Sepsis, defined as life-threatening organ dysfunction caused by dysregulated host response to infection, has recently been acknowledged as a worldwide health priority. Sepsis remains the leading cause of mortality in intensive care units and accounts for 6 million deaths every year. Few therapeutic options targeting host immune response in sepsis have demonstrated their efficacy so far. Increasing evidence suggests that a profound immune suppression develops following sepsis, affecting innate and adaptive immune response, of which intensity and duration is associated with increased risk of death and nosocomial infection. Immunostimulant treatments are thus now evaluated in sepsis, and recombinant human IL-7 (rhIL-7) represents a promising candidate. rhIL-7 has been evaluated in several clinical trials in patients with altered lymphocytic responses (HIV infection, hematopoietic stem cell transplantation, and cancer).
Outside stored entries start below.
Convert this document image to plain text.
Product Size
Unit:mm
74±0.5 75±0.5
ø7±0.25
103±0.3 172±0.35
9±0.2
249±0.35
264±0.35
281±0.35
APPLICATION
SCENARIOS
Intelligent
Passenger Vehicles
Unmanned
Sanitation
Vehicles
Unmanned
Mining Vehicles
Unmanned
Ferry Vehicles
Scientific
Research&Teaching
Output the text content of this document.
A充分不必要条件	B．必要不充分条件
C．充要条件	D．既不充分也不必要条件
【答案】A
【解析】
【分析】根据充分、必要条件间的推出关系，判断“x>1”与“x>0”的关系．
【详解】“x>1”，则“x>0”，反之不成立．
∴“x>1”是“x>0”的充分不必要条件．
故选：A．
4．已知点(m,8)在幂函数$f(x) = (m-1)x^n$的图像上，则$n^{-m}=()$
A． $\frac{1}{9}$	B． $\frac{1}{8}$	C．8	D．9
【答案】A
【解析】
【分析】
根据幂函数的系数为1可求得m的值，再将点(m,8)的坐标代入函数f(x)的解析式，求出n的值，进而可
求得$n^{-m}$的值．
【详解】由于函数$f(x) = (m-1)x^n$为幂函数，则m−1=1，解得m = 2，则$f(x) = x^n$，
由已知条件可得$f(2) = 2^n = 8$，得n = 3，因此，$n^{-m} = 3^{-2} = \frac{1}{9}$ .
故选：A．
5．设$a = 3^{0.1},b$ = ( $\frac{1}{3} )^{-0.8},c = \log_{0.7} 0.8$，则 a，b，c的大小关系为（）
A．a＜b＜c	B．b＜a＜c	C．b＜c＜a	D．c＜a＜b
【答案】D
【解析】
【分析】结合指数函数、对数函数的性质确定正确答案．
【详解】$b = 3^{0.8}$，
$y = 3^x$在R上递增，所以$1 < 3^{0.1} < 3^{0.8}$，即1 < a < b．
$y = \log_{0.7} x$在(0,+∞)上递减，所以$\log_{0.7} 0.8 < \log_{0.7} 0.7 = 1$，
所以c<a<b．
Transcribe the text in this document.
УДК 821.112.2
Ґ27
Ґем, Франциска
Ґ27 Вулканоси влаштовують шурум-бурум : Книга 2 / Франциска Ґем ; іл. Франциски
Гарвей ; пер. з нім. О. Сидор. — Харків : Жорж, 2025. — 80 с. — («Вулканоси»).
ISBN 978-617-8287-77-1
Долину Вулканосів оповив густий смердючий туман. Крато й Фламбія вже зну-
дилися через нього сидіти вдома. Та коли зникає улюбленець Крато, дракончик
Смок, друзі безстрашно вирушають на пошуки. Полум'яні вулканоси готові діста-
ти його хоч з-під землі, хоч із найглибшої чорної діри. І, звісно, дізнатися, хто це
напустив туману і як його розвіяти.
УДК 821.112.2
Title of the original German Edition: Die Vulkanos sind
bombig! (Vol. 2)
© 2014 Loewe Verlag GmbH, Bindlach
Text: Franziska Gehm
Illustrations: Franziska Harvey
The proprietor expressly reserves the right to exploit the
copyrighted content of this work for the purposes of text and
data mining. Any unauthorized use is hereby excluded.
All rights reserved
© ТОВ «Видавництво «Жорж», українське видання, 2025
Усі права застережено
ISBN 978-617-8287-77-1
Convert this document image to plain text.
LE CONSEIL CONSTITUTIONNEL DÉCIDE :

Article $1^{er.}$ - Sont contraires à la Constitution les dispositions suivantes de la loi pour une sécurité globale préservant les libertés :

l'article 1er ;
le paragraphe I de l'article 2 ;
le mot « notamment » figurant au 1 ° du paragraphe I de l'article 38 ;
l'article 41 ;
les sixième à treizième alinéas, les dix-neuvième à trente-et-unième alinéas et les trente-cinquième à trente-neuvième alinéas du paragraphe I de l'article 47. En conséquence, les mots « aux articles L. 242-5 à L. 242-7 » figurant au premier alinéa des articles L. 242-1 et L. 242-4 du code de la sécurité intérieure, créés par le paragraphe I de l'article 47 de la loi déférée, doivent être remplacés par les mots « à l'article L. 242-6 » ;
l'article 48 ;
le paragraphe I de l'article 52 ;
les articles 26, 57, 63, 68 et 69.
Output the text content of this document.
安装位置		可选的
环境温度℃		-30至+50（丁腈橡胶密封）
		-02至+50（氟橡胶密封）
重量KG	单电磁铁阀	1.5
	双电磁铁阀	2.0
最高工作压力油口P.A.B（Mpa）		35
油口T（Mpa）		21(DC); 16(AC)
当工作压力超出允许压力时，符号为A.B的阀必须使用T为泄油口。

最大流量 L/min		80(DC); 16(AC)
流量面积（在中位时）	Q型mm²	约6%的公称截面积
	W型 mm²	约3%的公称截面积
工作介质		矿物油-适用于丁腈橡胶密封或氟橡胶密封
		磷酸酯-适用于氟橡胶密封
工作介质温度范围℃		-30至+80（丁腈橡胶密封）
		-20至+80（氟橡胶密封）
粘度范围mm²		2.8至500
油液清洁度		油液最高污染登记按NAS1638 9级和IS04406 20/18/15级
Recent studies in animal models and in patients' samples ex vivo demonstrated its efficacy in improving sepsis-induced T cell alterations. Finally, the first clinical trial evaluating rhIL-7 in septic shock patients has just been published. This review will discuss the use of rhIL-7 to treat sepsis-induced T cell dysfunction by introducing the pathophysiology of sepsis and sepsis-related lymphocyte alterations before focusing on rhIL-7 and its potential use of as a therapeutic intervention in patients.